Community-based natural resource management (CBNRM) recognises that local communities are often best placed to conserve natural resources, as long as they stand to gain more than they lose from doing so. Conservation enterprises—commercial activities generating economic and social benefits in ways that help meet conservation objectives—seek to reinforce these incentives.
The African Wildlife Foundation (AWF) has adopted conservation enterprise as a core part of its conservation strategy since the 1990s. It predominantly supports partnerships between local communities and the private sector, with the community retaining ownership and the private sector providing the management expertise and paying a combination of fixed and variable fees to the community for access to its resources.
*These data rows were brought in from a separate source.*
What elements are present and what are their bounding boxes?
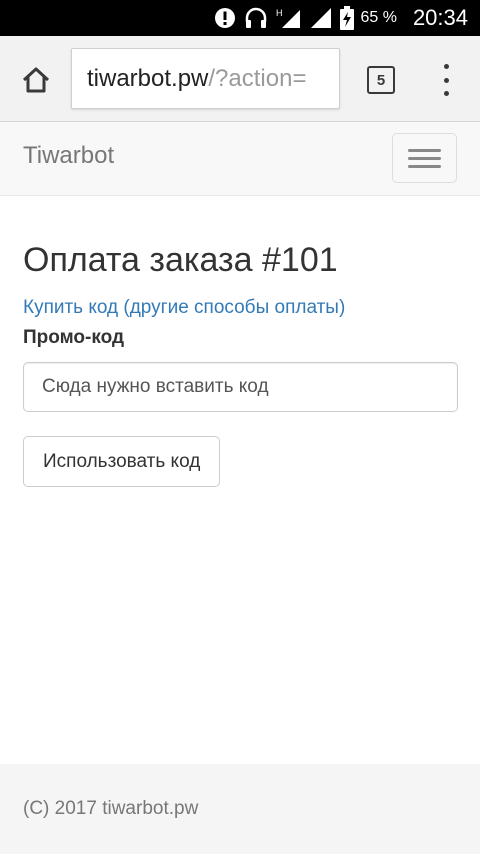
url-path: /?action= bbox=[208, 64, 307, 92]
tabs-button[interactable]: 5 bbox=[367, 66, 395, 94]
buy-code-link[interactable]: Купить код (другие способы оплаты) bbox=[23, 295, 459, 321]
battery-charging-icon bbox=[340, 6, 355, 30]
battery-percentage: 65 % bbox=[360, 9, 397, 26]
overflow-menu-icon bbox=[443, 64, 449, 69]
footer: (C) 2017 tiwarbot.pw bbox=[0, 764, 480, 854]
brand-link[interactable]: Tiwarbot bbox=[23, 142, 114, 170]
address-bar[interactable]: tiwarbot.pw/?action= bbox=[71, 48, 340, 109]
use-code-button[interactable]: Использовать код bbox=[23, 436, 221, 487]
site-navbar: Tiwarbot bbox=[0, 122, 480, 196]
hamburger-icon bbox=[408, 148, 441, 152]
tab-count: 5 bbox=[376, 71, 386, 89]
home-icon bbox=[22, 67, 50, 93]
clock: 20:34 bbox=[412, 5, 468, 30]
svg-text:H: H bbox=[276, 8, 283, 18]
signal-icon bbox=[310, 7, 332, 29]
page-title: Оплата заказа #101 bbox=[23, 241, 338, 279]
headphones-icon bbox=[244, 7, 268, 29]
navbar-toggle-button[interactable] bbox=[392, 133, 457, 183]
footer-copyright: (C) 2017 tiwarbot.pw bbox=[23, 798, 199, 819]
alert-icon bbox=[214, 7, 236, 29]
browser-toolbar: tiwarbot.pw/?action= 5 bbox=[0, 36, 480, 122]
promo-code-input[interactable] bbox=[23, 362, 458, 412]
home-button[interactable] bbox=[16, 60, 56, 100]
signal-h-icon: H bbox=[276, 7, 302, 29]
status-bar: H 65 % 20:34 bbox=[0, 0, 480, 36]
url-host: tiwarbot.pw bbox=[87, 64, 209, 92]
overflow-menu-button[interactable] bbox=[432, 62, 460, 98]
promo-code-label: Промо-код bbox=[23, 327, 125, 348]
main-content: Оплата заказа #101 Купить код (другие сп… bbox=[23, 238, 459, 487]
This study draws on the experience of the AWF and other organisations to assess what effect conservation enterprises can have on the livelihoods of local communities and how effective such initiatives are at poverty reduction. It finds that most of these enterprises cannot by themselves take people out of poverty, but can provide less tangible benefits, such as increased investment in health and education, strengthened community organisations and greater resilience in difficult times. A successful conservation enterprise needs to strike a balance between harnessing local skills and entrepreneurship and ensuring that the benefits are felt by the entire local community, particularly those who make the decisions about resource use. Some programmes can be specifically targeted at particular groups, but enterprises providing employment tend not to favour the poorest community members and the benefits may be captured by local elites. The evidence also shows that well-designed conservation enterprises can improve the conservation of some types of land areas and key, high value species—such as mountain gorillas—but are less effective at conserving biodiversity with a lower market value.